Winnie Byanyima, UNAIDS Executive Director (centre), used her speech to call for a world where people from the Global South and their experiences are welcome in rich countries. (Ryan Remoertz/The Canadian Press)
Winnie Byanyima, the executive director of UNAIDS, said she was “sad that the Canadian government is not here.”
In her speech, she called for a fairer world where everyone has access to quality health care and where people living with HIV do not face stigma, “including a world where people from the Global South are not denied access to rich countries , to contribute their expertise,” she added.
The conference, which attracts researchers, practitioners, activists and people living with HIV, focuses on both scientific progress in the fight against AIDS and the need to increase funding for the HIV response.
Impact of COVID-19 on the HIV response
UNAIDS, the Joint United Nations Program on HIV/AIDS, said millions of lives are at risk due to disruptions in HIV care caused by the COVID-19 pandemic and declining funding for the HIV response.
“As new infections increase in many regions and access to treatment slows down, how can it be right that funding should decrease?” Byanimima told reporters earlier on Friday.
One of the messages of the conference is that if treatment has made the viral load undetectable, the virus is no longer transmitted.

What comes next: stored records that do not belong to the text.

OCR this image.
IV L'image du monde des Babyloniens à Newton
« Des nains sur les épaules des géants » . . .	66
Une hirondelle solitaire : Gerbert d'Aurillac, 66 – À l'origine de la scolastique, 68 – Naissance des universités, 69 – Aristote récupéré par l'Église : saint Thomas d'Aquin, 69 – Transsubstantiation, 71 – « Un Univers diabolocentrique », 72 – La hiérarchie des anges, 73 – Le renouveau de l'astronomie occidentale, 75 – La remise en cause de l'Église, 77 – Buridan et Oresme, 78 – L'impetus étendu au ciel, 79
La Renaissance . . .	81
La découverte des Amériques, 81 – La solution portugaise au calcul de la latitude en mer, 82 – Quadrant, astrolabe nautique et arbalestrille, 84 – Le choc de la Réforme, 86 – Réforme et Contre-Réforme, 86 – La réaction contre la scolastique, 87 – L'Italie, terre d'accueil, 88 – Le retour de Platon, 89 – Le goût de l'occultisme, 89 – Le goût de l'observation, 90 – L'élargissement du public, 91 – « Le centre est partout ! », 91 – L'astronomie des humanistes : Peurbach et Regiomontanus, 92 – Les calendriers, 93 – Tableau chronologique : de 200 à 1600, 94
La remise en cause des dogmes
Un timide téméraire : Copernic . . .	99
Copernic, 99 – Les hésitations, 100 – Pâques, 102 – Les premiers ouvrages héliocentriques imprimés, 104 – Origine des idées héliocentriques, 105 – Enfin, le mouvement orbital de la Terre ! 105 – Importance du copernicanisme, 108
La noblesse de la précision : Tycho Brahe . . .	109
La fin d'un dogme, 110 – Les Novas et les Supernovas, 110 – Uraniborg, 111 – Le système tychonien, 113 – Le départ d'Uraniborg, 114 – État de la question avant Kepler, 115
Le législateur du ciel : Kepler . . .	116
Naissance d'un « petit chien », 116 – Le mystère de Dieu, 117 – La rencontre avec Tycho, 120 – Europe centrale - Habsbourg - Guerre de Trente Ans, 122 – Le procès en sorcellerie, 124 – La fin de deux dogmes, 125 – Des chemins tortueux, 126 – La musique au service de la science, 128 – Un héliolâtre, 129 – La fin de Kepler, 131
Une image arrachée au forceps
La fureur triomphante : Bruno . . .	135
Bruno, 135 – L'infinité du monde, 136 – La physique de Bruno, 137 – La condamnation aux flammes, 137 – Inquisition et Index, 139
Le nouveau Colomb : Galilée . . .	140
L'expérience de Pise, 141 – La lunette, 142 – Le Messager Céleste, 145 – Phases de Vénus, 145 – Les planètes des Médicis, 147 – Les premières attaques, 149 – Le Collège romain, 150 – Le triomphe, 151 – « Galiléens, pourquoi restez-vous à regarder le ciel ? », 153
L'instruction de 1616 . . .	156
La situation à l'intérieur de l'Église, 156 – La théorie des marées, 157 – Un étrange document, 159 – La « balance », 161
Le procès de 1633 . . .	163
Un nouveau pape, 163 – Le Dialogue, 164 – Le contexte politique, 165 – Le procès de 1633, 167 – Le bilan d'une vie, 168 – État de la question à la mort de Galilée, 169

This applies to both sexual partners and pregnant HIV-positive women who could pass the virus to children, said Maureen Murenga, director of the Lean on Me Foundation. Her Kenyan organization works with adolescent girls and young women living with HIV or affected by tuberculosis.
“When I was diagnosed with HIV 20 years ago, I was given six months to live because there was no treatment. “I didn’t know that I would live long enough to get to a point where people living with HIV, on effective treatment, could not transmit HIV to our partners,” she told reporters.
The conference will run until Tuesday and more than 9,000 delegates are expected to attend in person, with another 2,000 registered to participate remotely.